Future releases will have a $filter method, which is similar to $map in structure, but directly removes non-matching results where as $map just returns them ( via the $cond and either the matching element or false ) and is then better suited.
Otherwise if not unique or the MongoDB server version is less than 2.6, you are doing this using $unwind, in a non performant way:
db.survey.aggregate([
{ "$unwind": "$results" },
{ "$group": {
"_id": "$_id",
"results": { "$push": "$results" },
"matched": {
"$sum": {
"$cond": [
{ "$and": [
{ "$eq": [ "$results.product", "xyz" ] },
{ "$gte": [ "$results.score", 6 ] }
]},
1,
0
]
}
}
}},
{ "$unwind": "$results" },
{ "$match": {
"$or": [
{
"results.product": "xyz",
"results.score": { "$gte": 6 }
},
{ "matched": 0 }
}},
{ "$group": {
"_id": "$_id",
"results": { "$push": "$results" },
"matched": { "$first": "$matched" }
}},
{ "$project": {
"results": {
"$cond": [
{ "$ne": [ "$matched", 0 ] },
"$results",
[]
]
}
}}
])
Which is pretty horrible in both design and perfomance.

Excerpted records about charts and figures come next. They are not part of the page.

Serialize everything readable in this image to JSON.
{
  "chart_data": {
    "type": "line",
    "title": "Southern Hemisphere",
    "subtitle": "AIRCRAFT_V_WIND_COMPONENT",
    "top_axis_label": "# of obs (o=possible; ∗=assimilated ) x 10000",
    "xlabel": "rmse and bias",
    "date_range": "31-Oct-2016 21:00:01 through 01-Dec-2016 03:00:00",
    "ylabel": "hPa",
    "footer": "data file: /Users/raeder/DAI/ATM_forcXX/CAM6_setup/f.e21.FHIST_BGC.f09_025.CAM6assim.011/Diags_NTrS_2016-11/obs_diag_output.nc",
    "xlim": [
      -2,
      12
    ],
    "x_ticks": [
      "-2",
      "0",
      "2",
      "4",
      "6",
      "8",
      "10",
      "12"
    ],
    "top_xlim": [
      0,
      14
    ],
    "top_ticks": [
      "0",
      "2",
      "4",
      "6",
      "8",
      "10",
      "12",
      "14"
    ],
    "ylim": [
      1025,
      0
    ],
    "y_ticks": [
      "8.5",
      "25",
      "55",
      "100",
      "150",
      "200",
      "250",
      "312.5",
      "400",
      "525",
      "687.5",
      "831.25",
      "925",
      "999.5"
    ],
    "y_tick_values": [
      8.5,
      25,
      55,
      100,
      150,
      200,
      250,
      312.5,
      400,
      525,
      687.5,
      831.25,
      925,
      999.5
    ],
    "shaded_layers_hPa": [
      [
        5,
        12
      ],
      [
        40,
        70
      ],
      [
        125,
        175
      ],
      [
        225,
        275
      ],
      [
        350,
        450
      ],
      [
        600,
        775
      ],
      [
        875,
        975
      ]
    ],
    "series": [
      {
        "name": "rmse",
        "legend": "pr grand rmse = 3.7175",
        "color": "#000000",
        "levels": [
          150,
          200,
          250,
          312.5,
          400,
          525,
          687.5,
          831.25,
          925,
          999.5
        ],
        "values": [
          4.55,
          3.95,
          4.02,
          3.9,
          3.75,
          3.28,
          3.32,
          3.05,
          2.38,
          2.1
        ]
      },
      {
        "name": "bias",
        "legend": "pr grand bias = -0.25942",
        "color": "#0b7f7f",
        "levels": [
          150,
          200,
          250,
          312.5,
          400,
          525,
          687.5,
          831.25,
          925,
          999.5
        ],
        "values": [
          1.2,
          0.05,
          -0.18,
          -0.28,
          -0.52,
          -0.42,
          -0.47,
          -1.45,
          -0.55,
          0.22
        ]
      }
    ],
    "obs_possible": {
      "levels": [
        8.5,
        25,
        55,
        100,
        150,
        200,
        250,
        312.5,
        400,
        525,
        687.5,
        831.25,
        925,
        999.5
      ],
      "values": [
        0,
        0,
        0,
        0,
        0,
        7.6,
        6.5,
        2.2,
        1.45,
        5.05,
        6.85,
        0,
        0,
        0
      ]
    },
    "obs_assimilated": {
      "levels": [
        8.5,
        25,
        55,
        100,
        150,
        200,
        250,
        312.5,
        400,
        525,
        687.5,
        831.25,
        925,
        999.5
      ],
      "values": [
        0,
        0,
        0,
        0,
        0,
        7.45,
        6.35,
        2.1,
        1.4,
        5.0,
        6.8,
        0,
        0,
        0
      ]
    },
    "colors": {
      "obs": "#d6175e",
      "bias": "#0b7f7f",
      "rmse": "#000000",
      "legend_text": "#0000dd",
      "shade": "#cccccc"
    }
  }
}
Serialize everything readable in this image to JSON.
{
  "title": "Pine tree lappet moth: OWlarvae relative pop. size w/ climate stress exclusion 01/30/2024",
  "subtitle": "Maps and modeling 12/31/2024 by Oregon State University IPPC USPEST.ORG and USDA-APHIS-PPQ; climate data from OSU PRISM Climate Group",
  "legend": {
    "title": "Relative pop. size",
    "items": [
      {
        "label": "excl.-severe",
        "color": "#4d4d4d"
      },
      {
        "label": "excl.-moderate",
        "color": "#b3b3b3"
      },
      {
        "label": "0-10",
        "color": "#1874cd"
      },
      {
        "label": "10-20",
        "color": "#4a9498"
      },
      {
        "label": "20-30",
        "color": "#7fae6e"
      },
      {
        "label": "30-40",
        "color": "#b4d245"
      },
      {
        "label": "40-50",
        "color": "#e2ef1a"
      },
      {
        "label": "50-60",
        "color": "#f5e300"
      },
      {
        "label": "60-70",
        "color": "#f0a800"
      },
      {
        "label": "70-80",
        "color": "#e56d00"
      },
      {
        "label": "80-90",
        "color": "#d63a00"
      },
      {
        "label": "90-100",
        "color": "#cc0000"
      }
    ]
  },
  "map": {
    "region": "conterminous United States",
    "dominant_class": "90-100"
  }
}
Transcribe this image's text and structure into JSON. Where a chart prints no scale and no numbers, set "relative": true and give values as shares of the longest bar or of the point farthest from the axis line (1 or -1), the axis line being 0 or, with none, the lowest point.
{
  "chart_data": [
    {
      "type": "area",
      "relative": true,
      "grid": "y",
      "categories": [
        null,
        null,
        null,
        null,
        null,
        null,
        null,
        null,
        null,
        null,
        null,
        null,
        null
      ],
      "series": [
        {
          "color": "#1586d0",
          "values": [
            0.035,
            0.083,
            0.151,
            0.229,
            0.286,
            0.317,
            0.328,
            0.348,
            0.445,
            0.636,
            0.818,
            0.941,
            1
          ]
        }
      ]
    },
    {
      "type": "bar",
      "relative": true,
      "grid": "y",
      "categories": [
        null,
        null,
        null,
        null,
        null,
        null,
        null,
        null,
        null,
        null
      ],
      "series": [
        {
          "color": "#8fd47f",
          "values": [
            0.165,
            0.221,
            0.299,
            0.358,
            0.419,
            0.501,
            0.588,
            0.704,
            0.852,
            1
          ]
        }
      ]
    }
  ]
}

As such you are probably better off doing the filtering per document in client code instead.
You can use $filter in mongoDB 3.2
db.survey.aggregate([{
$match: {
{ id: 12345}
}
}, {
$project: {
results: {
$filter: {
input: "$results",
as: "results",
cond:{$gt: ['$$results.score', 6]}
}
}
}
}]);
It will return all the sub document that have score greater than 6. If you want to return only first matched document than you can use '$' operator.
You can use $redact in this way:
db.survey.aggregate( [
{ $match : { _id : 12345 }},
{ $redact: {
$cond: {
if: {
$or: [
{ $eq: [ "$_id", 12345 ] },
{ $and: [
{ $eq: [ "$product", "xyz" ] },
{ $gte: [ "$score", 6 ] }
]}
]
},
then: "$$DESCEND",
else: "$$PRUNE"
}
}
}
] );
It will $match by _id: 12345 first and then it will "$$PRUNE" all the subdocuments that don't have "product":"xyz" and don't have score greater or equal 6. I added the condition ($cond) { $eq: [ "$_id", 12345 ] } so that it wouldn't prune the whole document before it reaches the subdocuments.